Over the years, I’ve spoken with many artists, fans and collectors about the idea of “recordings that change.” In the early days of ever.fm (before it was even called ever.fm), I sent out a questionnaire to 100 friends, fans and colleagues. Here’s what I found.
One of the questions on the survey was, “What if a recording could re-write itself every time it was played? For example, there might be new lyrics, a different guitar solo or extra harmony parts. How would you feel about that?” The responses were really interesting. 63% said they think they would like it, while 11% said they probably wouldn’t. The rest were undecided.
I was especially interested in the open-ended comments. “Sometimes I like a song because of the predictability of it,” wrote one person. “It’s the familiar tunes that feed my soul and give comfort, bringing back important memories,” wrote another. “I like the connection I feel through familiarity,” A theme begins to emerge as you read the comments: anxiety. Specifically, anxiety about change.
Of course, “fear of change and the unknown” tops the list of the most common anxieties we feel. But what struck me in the survey responses was that it seemed to affect artists and fans equally. Artists feared that if any part of their musical creation were to change, the work might lose its meaning or essence. For fans, the reaction was even more visceral. They seemed to be saying, “when I fall in love with a song and then something about it changes, I fear that I’ll fall out of love with the song.”
A theme begins to emerge as you read the comments: anxiety. Specifically, anxiety about change.
Isn’t this an echo of the way we feel about everything, including our personal relationships? When we fall in love, we make ourselves vulnerable. When we let someone (or something) into our hearts, we do so in spite of the risks. The “emotional Trojan horse” scenario is terrifying: the thing you fell in love with turns out not to be the thing you fell in love with.

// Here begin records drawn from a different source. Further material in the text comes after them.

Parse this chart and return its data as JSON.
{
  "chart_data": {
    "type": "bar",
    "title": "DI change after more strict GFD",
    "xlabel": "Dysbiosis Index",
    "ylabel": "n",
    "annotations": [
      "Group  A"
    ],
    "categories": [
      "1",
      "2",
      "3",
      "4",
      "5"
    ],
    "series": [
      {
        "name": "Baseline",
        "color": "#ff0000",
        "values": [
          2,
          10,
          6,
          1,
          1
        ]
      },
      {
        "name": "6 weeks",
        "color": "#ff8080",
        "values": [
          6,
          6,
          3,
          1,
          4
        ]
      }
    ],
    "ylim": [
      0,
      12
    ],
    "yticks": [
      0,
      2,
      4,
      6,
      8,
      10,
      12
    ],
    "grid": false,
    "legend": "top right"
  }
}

What’s a heart to do? Not love? Never let down its guard? Protect itself at all costs? We know where that leads. Total protection is self-destructive, like a plant that “protects” itself from water and sunlight. Water drowns. It also feeds. Sunlight burns. It also heals. Change itself isn’t the culprit; it can go either way. It may be true that to change a single hair on the head of your favourite song would ruin it forever. It might also be true that you’ll fall more deeply in love with it as you discover more about it.
That’s the promise of ever.fm: discovery. Here, for the first time in history, is an audio medium that allows artists to create worlds inside a single song. Layers to dive through, secrets to reveal, hidden gems that reward the intrepid listener, and sounds that might even surprise the artist. I’m not saying this is not a time to be fearless; fearlessness breeds recklessness. No, this is a call to embrace fear. To stand on the banks of a cold, clear swimming hole, to know it will take your breath away, and to will your legs to jump.